Peter Rhodes on Carrie Gracie, Jeremy Bowen and the BBC pay row

Isn't the BBC Middle East editor more likely to get shot in the line of duty?

Published
Carrie Gracie and, right, Jeremy Bowen

Peter Rhodes on rough sleepers, a pay row at the Beeb and an alleged EU conspiracy

OUR changing language. A spokesman for the US drinks company Molson Coors told Radio 4 listeners that buying the Suffolk cider maker Aspall would "premiumize our portfolio."

AFTER last week's item in defence of the countryside, a reader sends me statistics allegedly proving that only a tiny percentage of the UK is built on. Note the use of "UK" which always appears in such research. The vast empty heartlands of Scotland and Wales help to give an average UK population density of 265 people per square km, making us only the fourth most populated country in Europe. This is a godsend for anyone trying to make the case for building on the Green Belt. But do the same population-density sum for England alone and you discover it is the most crowded major nation in Europe, with 413 people per square kilometre.

BETTER still, if you are of a certain age, simply remember the green fields you knew in your childhood which have vanished under housing estates or industrial zones. When statistics strike you as dodgy, rely on your own senses.

INTERESTING conspiracy theory from Dominic Lawson.

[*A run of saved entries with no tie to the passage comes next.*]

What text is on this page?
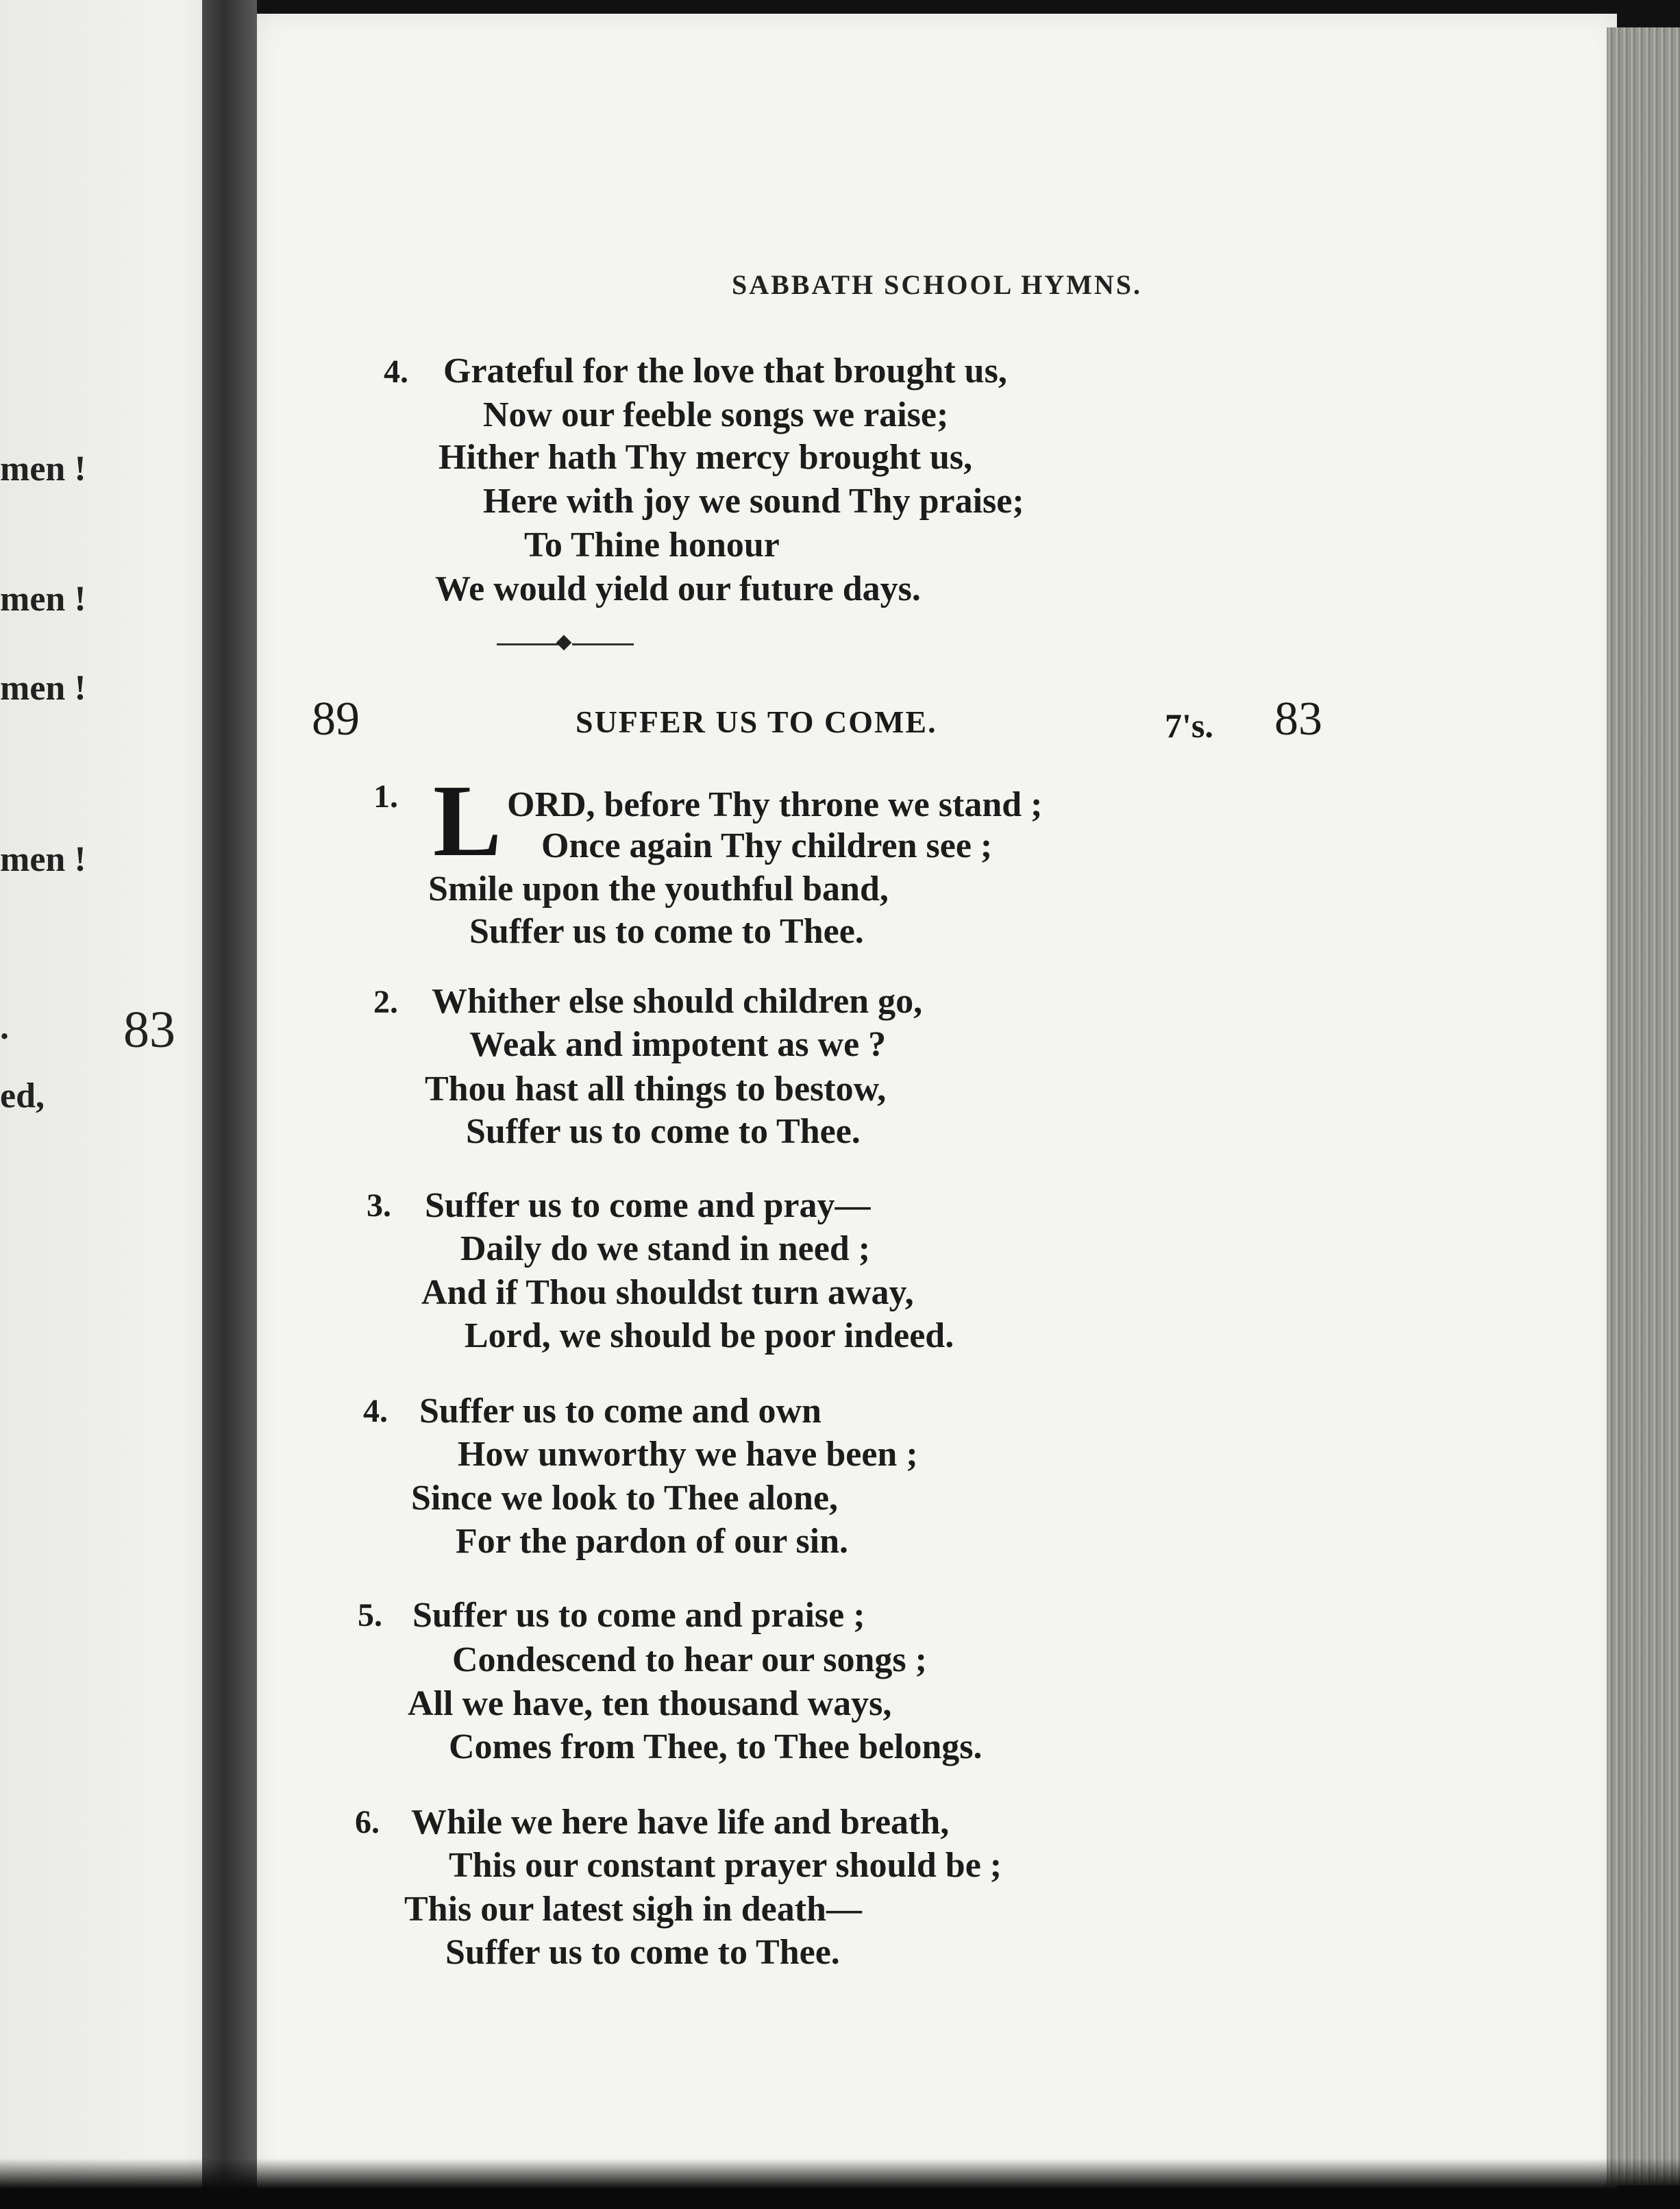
men !
men !
men !
men !
.
ed,
83
SABBATH SCHOOL HYMNS.
4. Grateful for the love that brought us,
Now our feeble songs we raise;
Hither hath Thy mercy brought us,
Here with joy we sound Thy praise;
To Thine honour
We would yield our future days.
89	SUFFER US TO COME.	7's. 83
1. L ORD, before Thy throne we stand ;
Once again Thy children see ;
Smile upon the youthful band,
Suffer us to come to Thee.
2. Whither else should children go,
Weak and impotent as we ?
Thou hast all things to bestow,
Suffer us to come to Thee.
3. Suffer us to come and pray—
Daily do we stand in need ;
And if Thou shouldst turn away,
Lord, we should be poor indeed.
4. Suffer us to come and own
How unworthy we have been ;
Since we look to Thee alone,
For the pardon of our sin.
5. Suffer us to come and praise ;
Condescend to hear our songs ;
All we have, ten thousand ways,
Comes from Thee, to Thee belongs.
6. While we here have life and breath,
This our constant prayer should be ;
This our latest sigh in death—
Suffer us to come to Thee.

In a column he suggests the anti-Brexit brigade (Heseltine, Blair, Clegg, Adonis, etc) actually want Britain to leave the EU, in order that it can rejoin later, "in the position of all new applicants." In other words, being forced to drop the pound and adopt the euro. Food for thought.

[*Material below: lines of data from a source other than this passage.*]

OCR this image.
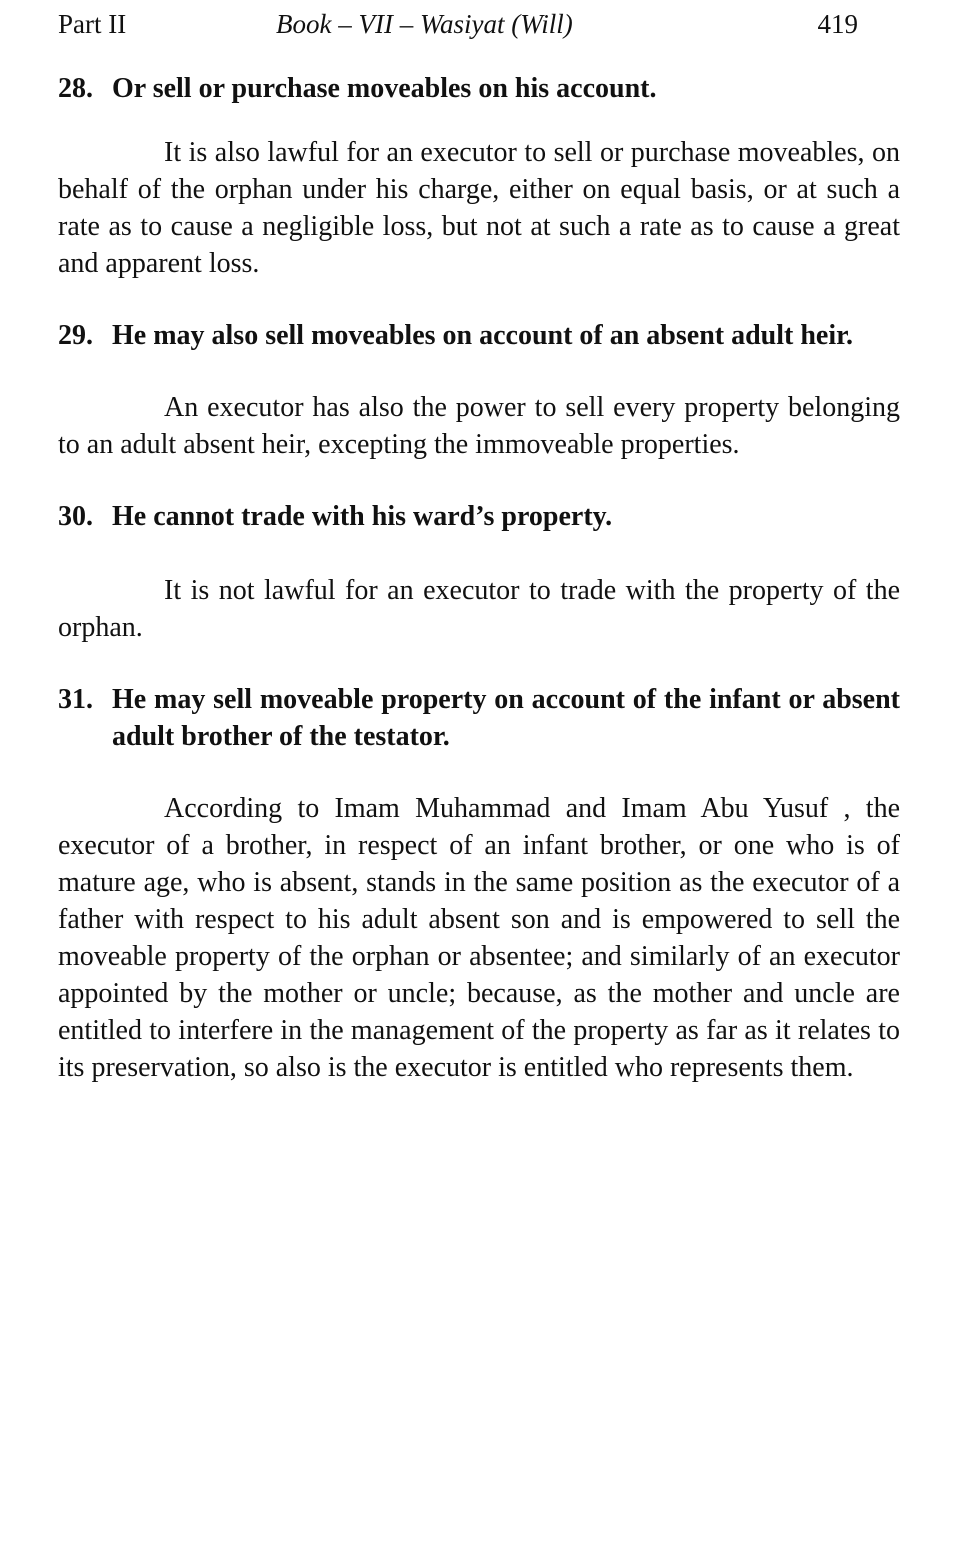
Part II	Book – VII – Wasiyat (Will)	419

28. Or sell or purchase moveables on his account.

It is also lawful for an executor to sell or purchase moveables, on behalf of the orphan under his charge, either on equal basis, or at such a rate as to cause a negligible loss, but not at such a rate as to cause a great and apparent loss.

29. He may also sell moveables on account of an absent adult heir.

An executor has also the power to sell every property belonging to an adult absent heir, excepting the immoveable properties.

30. He cannot trade with his ward’s property.

It is not lawful for an executor to trade with the property of the orphan.

31. He may sell moveable property on account of the infant or absent adult brother of the testator.

According to Imam Muhammad and Imam Abu Yusuf , the executor of a brother, in respect of an infant brother, or one who is of mature age, who is absent, stands in the same position as the executor of a father with respect to his adult absent son and is empowered to sell the moveable property of the orphan or absentee; and similarly of an executor appointed by the mother or uncle; because, as the mother and uncle are entitled to interfere in the management of the property as far as it relates to its preservation, so also is the executor is entitled who represents them.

THE council leader in Windsor has asked police to deal with "aggressive begging and intimidation" by rough sleepers and vagrants in the build-up to the Harry and Meghan wedding in May. As a veteran of two royal weddings and the Diana funeral, take it from me that on the night before the big day the streets will be stuffed with rough sleepers. They tend to be parties of grannies from Lancashire and families from Canada who have grabbed their prized spot on the pavement and will not be budged by anyone, including the cops. A little old lady wearing a Union Jack bowler hat and defending her patch of English pavement does a fair impression of a limpet.

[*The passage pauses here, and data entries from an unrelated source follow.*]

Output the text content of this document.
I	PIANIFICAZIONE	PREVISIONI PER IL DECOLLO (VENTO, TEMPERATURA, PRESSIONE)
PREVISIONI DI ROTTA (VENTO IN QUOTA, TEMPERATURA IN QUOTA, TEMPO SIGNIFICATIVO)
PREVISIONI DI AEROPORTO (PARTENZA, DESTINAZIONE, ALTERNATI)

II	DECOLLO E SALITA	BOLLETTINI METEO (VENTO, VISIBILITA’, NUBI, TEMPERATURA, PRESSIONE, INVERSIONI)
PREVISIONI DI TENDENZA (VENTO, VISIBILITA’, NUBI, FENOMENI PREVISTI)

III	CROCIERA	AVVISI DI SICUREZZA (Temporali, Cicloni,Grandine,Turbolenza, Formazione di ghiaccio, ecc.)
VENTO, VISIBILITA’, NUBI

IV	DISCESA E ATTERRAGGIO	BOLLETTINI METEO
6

MEANWHILE, the Sunday Times set out to count the number of rough sleepers in Windsor and discovered that of the 13 they found, ten had vanished by 11pm,suggesting they had warm beds elsewhere. No-one is denying that Britain has a huge housing problem. The problem is knowing whether the poor wretch wrapped in a sleeping bag and asking for change is genuinely hungry and homeless or a professional beggar. As a general rule, if you offer a hot pastie instead of cash and they tell you to go forth and multiply, they are pros.

IT may be a terrible, sexist crime that the BBC China Editor Carrie Gracie was paid less than the BBC Middle East editor Jeremy Bowen. On the other hand, isn't the Middle East editor more likely to get shot in the line of duty?

THEN again, when two people doing similar jobs are paid different rates, it could be that one has a better agent than the other.